The chief works to answer that question in a brief public statement recently posted on the agency’s web site:

“This management restructuring represents a major step towards resizing and reorienting the Department under the County’s ‘Care First, Jails Last’ initiative to enact criminal justice reform,” Viera Rosa wrote.

“A streamlined organization will not only allow us to enact internal reforms more effectively, but it will also align us better with the new County Departments of Youth Development, and Justice Care and Opportunities,” he added in closing.

May it be so.

More as we know it.

8 Comments

  • The actual number is 17. 13 Bureau Chiefs and 4 Deputy Directors.

    This is my real email address.

  • Editor’s Note:

    Thanks, Mike. You’re quite right. But since when the chief sent out his announcement it had to do with the 13 Bureau Chiefs. As did my discussion with sources. So I didn’t over complicate it. But, I may add that information as a post script. Thanks again.

    C.

  • A huge slash if it’s two upper management levels. You have to wonder what the real plan is for this agency.

  • If the comments of friends with Probation are accurate, this may be the start of disbanding this agency. From the sounds of things, a la Villanueva, several of the people that are out should never have been promoted. Some rumors that Probation will be split into two agencies – one to handle juvenile, one to handle adult. I think the do gooders should take over the juvenile side and finish demolishing that – then LASD (absent Lt. Strong) can be brought in to straighten out the institutions, which should have been demolished and rebuilt years ago.

  • Disgusted: It is a woke election year purge. Multiple babies out with bathwater. God help those who were left behind. Those left in charge know not what they have done. But we’ll all expect WLA to keep us posted.

    Celeste: I am Memphis Mike, not Mike.

  • @Disgusted-

    LASD’s institutions (both physical and metaphorical) are failing as well. Why would the board trust LASD to fix anything at this point? The only thing constant with it tan & green right now is change… this means nothing gets done/accomplished… not seeing the current administration running any differently either. Status quo for those promoting to retire before the proverbial šħĩț hits the fan.

    Oversight and consent decrees only do so much. Time for someone to start gathering the ingredients for some humble pie.

  • Memphis Mike – Thank you – a shame for those that were perhaps professional and decent but from what people have shared, there were many people in these key positions that were unethical and unqualified. A lot still unknown but hard to fathom how this man from the State – that’s been with the County just briefly – is going to right the largest department of it’s kind in the world with little knowledge of the many systems that most agencies operate within and how they work together in the County.

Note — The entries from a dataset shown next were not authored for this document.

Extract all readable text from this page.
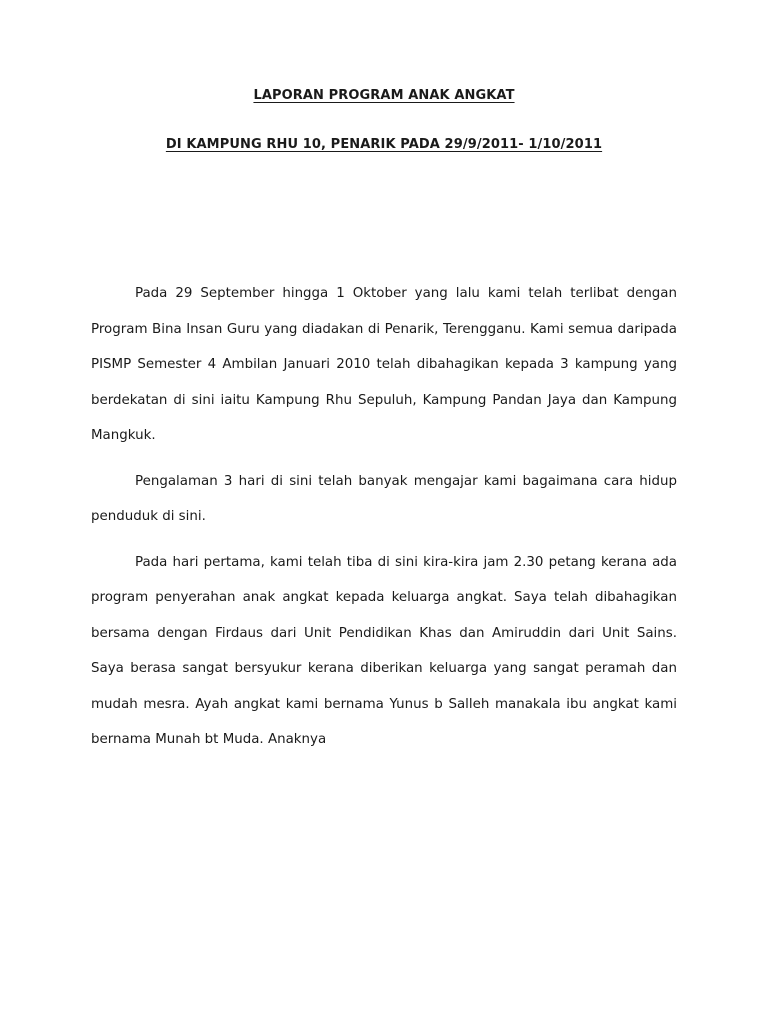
LAPORAN PROGRAM ANAK ANGKAT
DI KAMPUNG RHU 10, PENARIK PADA 29/9/2011- 1/10/2011

Pada 29 September hingga 1 Oktober yang lalu kami telah terlibat dengan Program Bina Insan Guru yang diadakan di Penarik, Terengganu. Kami semua daripada PISMP Semester 4 Ambilan Januari 2010 telah dibahagikan kepada 3 kampung yang berdekatan di sini iaitu Kampung Rhu Sepuluh, Kampung Pandan Jaya dan Kampung Mangkuk.

Pengalaman 3 hari di sini telah banyak mengajar kami bagaimana cara hidup penduduk di sini.

Pada hari pertama, kami telah tiba di sini kira-kira jam 2.30 petang kerana ada program penyerahan anak angkat kepada keluarga angkat. Saya telah dibahagikan bersama dengan Firdaus dari Unit Pendidikan Khas dan Amiruddin dari Unit Sains. Saya berasa sangat bersyukur kerana diberikan keluarga yang sangat peramah dan mudah mesra. Ayah angkat kami bernama Yunus b Salleh manakala ibu angkat kami bernama Munah bt Muda. Anaknya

Will “his team” be outsiders as well? Blind leading the blind? The updates will be interesting.

  • Oh I forgot about the $3 BILLION settlement or judgments the county is facing for the sexual abuse that went on for years and years. Wonder who is next.

    I’m mean really, isn’t this just the next step toward eliminating all but the essential and mandated functions.

    Eliminating Probation is the goal – or holy grail for those who drink the DYD Kool-Aid. That’s your Youth Justice Reimagined now aligned as a woke unholy trinity JCOD and the DA.

    Those who dreamed up this insane plot have brought us eternally tormenting nightmares. You think LA is hell now?